Search code examples
javagarbage-collectionjava-11zgc

Getting 'allocation stall' when enabling ZGC


I am testing the new zgc garbage collector that was included in java 11 since it promises really low latency. Our application is a real-time service that creates and destroys many objects per second and it does it in a multi-threaded environment using akka.

When enabling zgc by passing the options -XX:+UnlockExperimentalVMOptions -XX:+UseZGC and enabling gc logs, we can see many messages in the log similar to this:

[2020-05-20T18:05:36.563+0000][63.851s][info ][gc] Allocation Stall (Main-akka.remote.default-remote-dispatcher-6) 11332.231ms
[2020-05-20T18:05:36.563+0000][63.851s][info ][gc] Allocation Stall (Main-akka.remote.default-remote-dispatcher-26) 9898.046ms
[2020-05-20T18:05:36.563+0000][63.851s][info ][gc] Allocation Stall (Main-io-blocking-dispatcher-52) 12133.240ms
[2020-05-20T18:05:36.563+0000][63.851s][info ][gc] Allocation Stall (Main-akka.actor.default-dispatcher-54) 9002.299ms
[2020-05-20T18:05:36.563+0000][63.850s][info ][gc] Allocation Stall (Main-io-blocking-dispatcher-50) 12134.218ms
[2020-05-20T18:05:36.563+0000][63.850s][info ][gc] Allocation Stall (Main-akka.actor.default-dispatcher-46) 12132.540ms
[2020-05-20T18:05:36.563+0000][63.851s][info ][gc] Allocation Stall (Main-akka.actor.default-dispatcher-56) 8072.664ms

And after some seconds the JVM exits, not giving any reason. We are running openjdk-java-11. Any suggestions about what to do to make this work?


Solution

  • Allocation stall means a thread is asking for heap and none is available and so the requesting thread is blocking until heap becomes available.

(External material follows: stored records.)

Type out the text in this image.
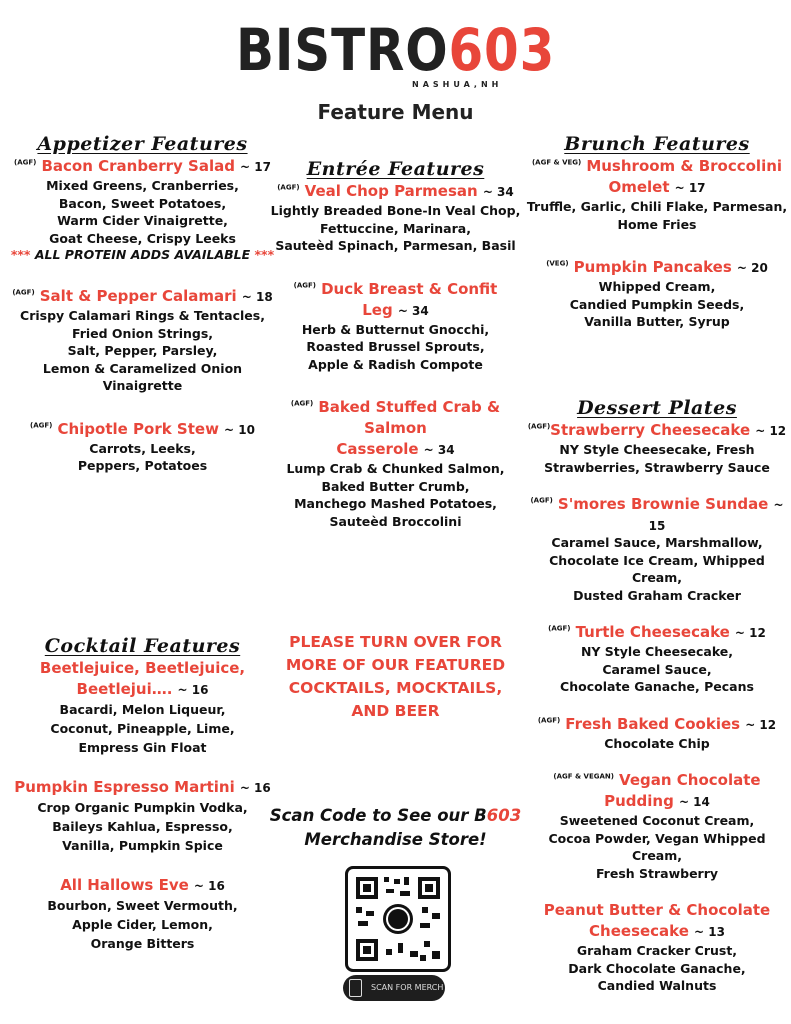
BISTRO603
NASHUA,NH
Feature Menu
Appetizer Features
$^{(AGF)}$ Bacon Cranberry Salad ~ 17
Mixed Greens, Cranberries,
Bacon, Sweet Potatoes,
Warm Cider Vinaigrette,
Goat Cheese, Crispy Leeks
*** ALL PROTEIN ADDS AVAILABLE ***
$^{(AGF)}$ Salt & Pepper Calamari ~ 18
Crispy Calamari Rings & Tentacles,
Fried Onion Strings,
Salt, Pepper, Parsley,
Lemon & Caramelized Onion Vinaigrette
$^{(AGF)}$ Chipotle Pork Stew ~ 10
Carrots, Leeks,
Peppers, Potatoes
Entrée Features
$^{(AGF)}$ Veal Chop Parmesan ~ 34
Lightly Breaded Bone-In Veal Chop,
Fettuccine, Marinara,
Sauteèd Spinach, Parmesan, Basil
$^{(AGF)}$ Duck Breast & Confit
Leg ~ 34
Herb & Butternut Gnocchi,
Roasted Brussel Sprouts,
Apple & Radish Compote
$^{(AGF)}$ Baked Stuffed Crab & Salmon
Casserole ~ 34
Lump Crab & Chunked Salmon,
Baked Butter Crumb,
Manchego Mashed Potatoes,
Sauteèd Broccolini
Brunch Features
$^{(AGF \& VEG)}$ Mushroom & Broccolini
Omelet ~ 17
Truffle, Garlic, Chili Flake, Parmesan,
Home Fries
$^{(VEG)}$ Pumpkin Pancakes ~ 20
Whipped Cream,
Candied Pumpkin Seeds,
Vanilla Butter, Syrup
Dessert Plates
$^{(AGF)}$Strawberry Cheesecake ~ 12
NY Style Cheesecake, Fresh
Strawberries, Strawberry Sauce
$^{(AGF)}$ S'mores Brownie Sundae ~ 15
Caramel Sauce, Marshmallow,
Chocolate Ice Cream, Whipped Cream,
Dusted Graham Cracker
$^{(AGF)}$ Turtle Cheesecake ~ 12
NY Style Cheesecake,
Caramel Sauce,
Chocolate Ganache, Pecans
$^{(AGF)}$ Fresh Baked Cookies ~ 12
Chocolate Chip
$^{(AGF \& VEGAN)}$ Vegan Chocolate
Pudding ~ 14
Sweetened Coconut Cream,
Cocoa Powder, Vegan Whipped Cream,
Fresh Strawberry
Peanut Butter & Chocolate
Cheesecake ~ 13
Graham Cracker Crust,
Dark Chocolate Ganache,
Candied Walnuts
Cocktail Features
Beetlejuice, Beetlejuice,
Beetlejui…. ~ 16
Bacardi, Melon Liqueur,
Coconut, Pineapple, Lime,
Empress Gin Float
Pumpkin Espresso Martini ~ 16
Crop Organic Pumpkin Vodka,
Baileys Kahlua, Espresso,
Vanilla, Pumpkin Spice
All Hallows Eve ~ 16
Bourbon, Sweet Vermouth,
Apple Cider, Lemon,
Orange Bitters
PLEASE TURN OVER FOR
MORE OF OUR FEATURED
COCKTAILS, MOCKTAILS,
AND BEER
Scan Code to See our B603
Merchandise Store!
SCAN FOR MERCH
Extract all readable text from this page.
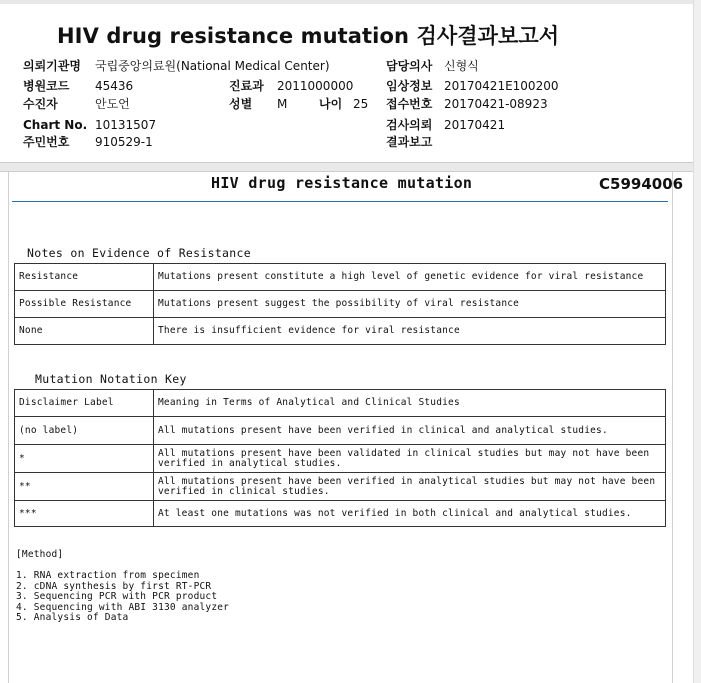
HIV drug resistance mutation 검사결과보고서
의뢰기관명 국립중앙의료원(National Medical Center)	담당의사 신형식
병원코드 45436	진료과 2011000000	임상정보 20170421E100200
수진자	안도언	성별 M	나이 25 접수번호 20170421-08923
Chart No. 10131507	검사의뢰 20170421
주민번호 910529-1	결과보고
HIV drug resistance mutation	C5994006
Notes on Evidence of Resistance
Resistance	Mutations present constitute a high level of genetic evidence for viral resistance
Possible Resistance	Mutations present suggest the possibility of viral resistance
None	There is insufficient evidence for viral resistance
Mutation Notation Key
Disclaimer Label	Meaning in Terms of Analytical and Clinical Studies
(no label)	All mutations present have been verified in clinical and analytical studies.
*	All mutations present have been validated in clinical studies but may not have been verified in analytical studies.
**	All mutations present have been verified in analytical studies but may not have been verified in clinical studies.
***	At least one mutations was not verified in both clinical and analytical studies.
[Method]

1. RNA extraction from specimen
2. cDNA synthesis by first RT-PCR
3. Sequencing PCR with PCR product
4. Sequencing with ABI 3130 analyzer
5. Analysis of Data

    Make sure you have enough gc threads setup. JDK can have trouble detecting core count particularly if using Docker, which the default value of gc threads is derived from. See https://wiki.openjdk.java.net/display/zgc/Main#Main-SettingConcurrentGCThreads

    If your CPU util is low during these times, that's another indication that you need more GC threads.

    In general, enabling hugepages can help performance with ZGC. https://wiki.openjdk.java.net/display/zgc/Main#Main-EnablingLargePagesOnLinux

    Also, you may just need more heap.

    EDIT TO ADD: Probably also worthwhile to make sure you're on the latest patch release of jdk and the OS.